In this study researchers propose to do a chart review of all patients that are treated outside of a clinical trial with imatinib, dasatinib, nilotinib, or any other tyrosine kinase inhibitor that becomes FDA approved for the managements of CML that come to MDACC for a second opinion. This is an important population of patients that differs in their management from patients treated in clinical trials for several reasons including but not limited to: 1. It represents a very large patient population receiving standard-dose therapy with TKI. We estimate that we have evaluated over 300 patients that fall in this category. 2. The follow-up for patients in the largest trial using standard-dose imatinib (the IRIS trial, with 553 patients in treated with imatinib) has been limited after the first 12 months.

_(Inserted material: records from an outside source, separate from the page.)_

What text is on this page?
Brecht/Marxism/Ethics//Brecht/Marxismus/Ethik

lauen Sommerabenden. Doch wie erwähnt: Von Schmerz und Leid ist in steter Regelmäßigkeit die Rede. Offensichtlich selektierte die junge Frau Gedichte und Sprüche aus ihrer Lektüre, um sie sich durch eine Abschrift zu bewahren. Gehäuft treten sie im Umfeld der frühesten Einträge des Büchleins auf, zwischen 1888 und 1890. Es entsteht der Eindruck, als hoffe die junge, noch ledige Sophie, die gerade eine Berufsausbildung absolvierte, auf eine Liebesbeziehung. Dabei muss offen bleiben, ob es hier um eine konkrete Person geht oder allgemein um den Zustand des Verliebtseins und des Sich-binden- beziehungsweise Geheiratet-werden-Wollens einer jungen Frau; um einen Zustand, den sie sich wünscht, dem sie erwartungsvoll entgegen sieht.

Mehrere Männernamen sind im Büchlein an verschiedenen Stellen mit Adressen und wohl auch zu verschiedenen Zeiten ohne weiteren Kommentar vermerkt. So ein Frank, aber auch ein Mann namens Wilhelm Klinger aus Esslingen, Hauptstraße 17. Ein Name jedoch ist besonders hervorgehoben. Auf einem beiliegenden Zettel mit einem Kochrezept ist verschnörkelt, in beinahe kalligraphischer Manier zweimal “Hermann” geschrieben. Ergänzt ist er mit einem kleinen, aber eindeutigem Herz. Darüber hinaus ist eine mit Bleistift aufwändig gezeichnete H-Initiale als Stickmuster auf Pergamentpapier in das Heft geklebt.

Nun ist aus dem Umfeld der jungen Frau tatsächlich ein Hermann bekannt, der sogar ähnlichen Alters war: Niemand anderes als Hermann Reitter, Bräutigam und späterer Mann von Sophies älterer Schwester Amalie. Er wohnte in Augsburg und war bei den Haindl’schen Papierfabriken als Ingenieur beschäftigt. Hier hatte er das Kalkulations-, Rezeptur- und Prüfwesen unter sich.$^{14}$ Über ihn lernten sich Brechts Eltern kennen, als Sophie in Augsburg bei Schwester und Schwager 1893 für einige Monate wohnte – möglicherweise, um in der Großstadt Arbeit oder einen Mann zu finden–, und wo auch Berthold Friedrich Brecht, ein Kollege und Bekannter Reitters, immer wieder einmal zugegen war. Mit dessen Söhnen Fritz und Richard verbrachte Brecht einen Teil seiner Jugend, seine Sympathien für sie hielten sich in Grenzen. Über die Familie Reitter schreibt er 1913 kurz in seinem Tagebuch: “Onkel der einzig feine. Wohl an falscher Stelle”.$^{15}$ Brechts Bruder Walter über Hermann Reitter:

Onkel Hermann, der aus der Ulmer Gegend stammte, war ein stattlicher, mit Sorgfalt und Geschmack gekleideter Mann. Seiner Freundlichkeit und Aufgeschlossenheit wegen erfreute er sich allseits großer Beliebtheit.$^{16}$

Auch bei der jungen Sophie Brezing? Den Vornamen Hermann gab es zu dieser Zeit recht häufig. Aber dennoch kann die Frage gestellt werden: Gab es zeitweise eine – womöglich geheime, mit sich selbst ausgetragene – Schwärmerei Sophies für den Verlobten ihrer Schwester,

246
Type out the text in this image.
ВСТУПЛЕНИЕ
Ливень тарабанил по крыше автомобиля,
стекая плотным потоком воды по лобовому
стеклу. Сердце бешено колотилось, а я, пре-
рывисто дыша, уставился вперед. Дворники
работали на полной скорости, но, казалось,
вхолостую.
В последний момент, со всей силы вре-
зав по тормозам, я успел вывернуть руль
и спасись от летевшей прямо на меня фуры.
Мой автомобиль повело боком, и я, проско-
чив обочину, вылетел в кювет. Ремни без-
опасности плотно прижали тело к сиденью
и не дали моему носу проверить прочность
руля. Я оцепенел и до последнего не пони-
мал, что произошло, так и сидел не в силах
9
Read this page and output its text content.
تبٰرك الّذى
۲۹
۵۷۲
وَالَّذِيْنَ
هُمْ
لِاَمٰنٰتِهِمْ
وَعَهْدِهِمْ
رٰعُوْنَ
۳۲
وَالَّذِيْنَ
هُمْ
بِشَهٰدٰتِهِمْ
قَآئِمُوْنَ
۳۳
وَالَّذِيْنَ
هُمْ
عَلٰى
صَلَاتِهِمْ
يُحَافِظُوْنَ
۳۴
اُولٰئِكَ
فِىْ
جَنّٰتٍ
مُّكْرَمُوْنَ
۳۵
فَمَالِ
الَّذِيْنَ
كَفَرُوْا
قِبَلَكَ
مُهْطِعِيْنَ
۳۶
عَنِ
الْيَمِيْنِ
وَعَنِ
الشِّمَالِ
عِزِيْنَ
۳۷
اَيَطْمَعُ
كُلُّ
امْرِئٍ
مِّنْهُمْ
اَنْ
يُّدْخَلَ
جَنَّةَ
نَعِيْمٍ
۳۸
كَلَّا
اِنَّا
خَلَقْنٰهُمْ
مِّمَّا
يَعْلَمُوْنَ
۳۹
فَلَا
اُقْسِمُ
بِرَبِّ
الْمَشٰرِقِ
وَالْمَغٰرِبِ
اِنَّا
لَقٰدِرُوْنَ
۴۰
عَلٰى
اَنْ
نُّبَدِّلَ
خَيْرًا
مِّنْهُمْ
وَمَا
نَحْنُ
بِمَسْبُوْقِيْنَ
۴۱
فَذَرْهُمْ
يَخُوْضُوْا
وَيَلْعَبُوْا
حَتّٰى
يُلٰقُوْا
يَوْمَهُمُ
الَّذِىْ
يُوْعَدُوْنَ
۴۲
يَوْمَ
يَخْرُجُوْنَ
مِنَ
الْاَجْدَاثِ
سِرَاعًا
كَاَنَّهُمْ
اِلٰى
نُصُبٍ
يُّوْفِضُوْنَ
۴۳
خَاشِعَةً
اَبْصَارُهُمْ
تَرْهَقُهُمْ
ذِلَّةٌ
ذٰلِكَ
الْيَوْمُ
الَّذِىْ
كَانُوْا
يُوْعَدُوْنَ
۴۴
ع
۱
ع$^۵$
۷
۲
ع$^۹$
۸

For example, the rate of molecular responses after the first 12 months of therapy was not obtained as samples stopped being collected at that time point. 3. Registration studies for dasatinib and nilotinib have similar limitations with limited follow-up and available information coming only from databases from the sponsors to which there is limited access to investigate dosing, chronic toxicities, second malignancies and other important aspects of therapy. 4. Patients who are or become pregnant during therapy with TKI have not been eligible for clinical trials with TKI or had to be taken off study. Thus, there is no information on the effect of TKI on imatinib on pregnancy and conception. We have followed several such patients at MDACC. 5. This is a patient population that follows therapy mostly as directed by their local oncologists. This is frequently less stringently adhered to the recommended guidelines for TKI therapy, with more frequent treatment interruptions, and frequently using suboptimal doses of imatinib (i.e., less than 300mg daily). The effect of these treatment interruptions and suboptimal dosing on response and development of resistance is unclear. Researchers plan to conduct a chart review of these patients to study their treatment course before their initial evaluation at MDACC, and between and during visits to MDACC.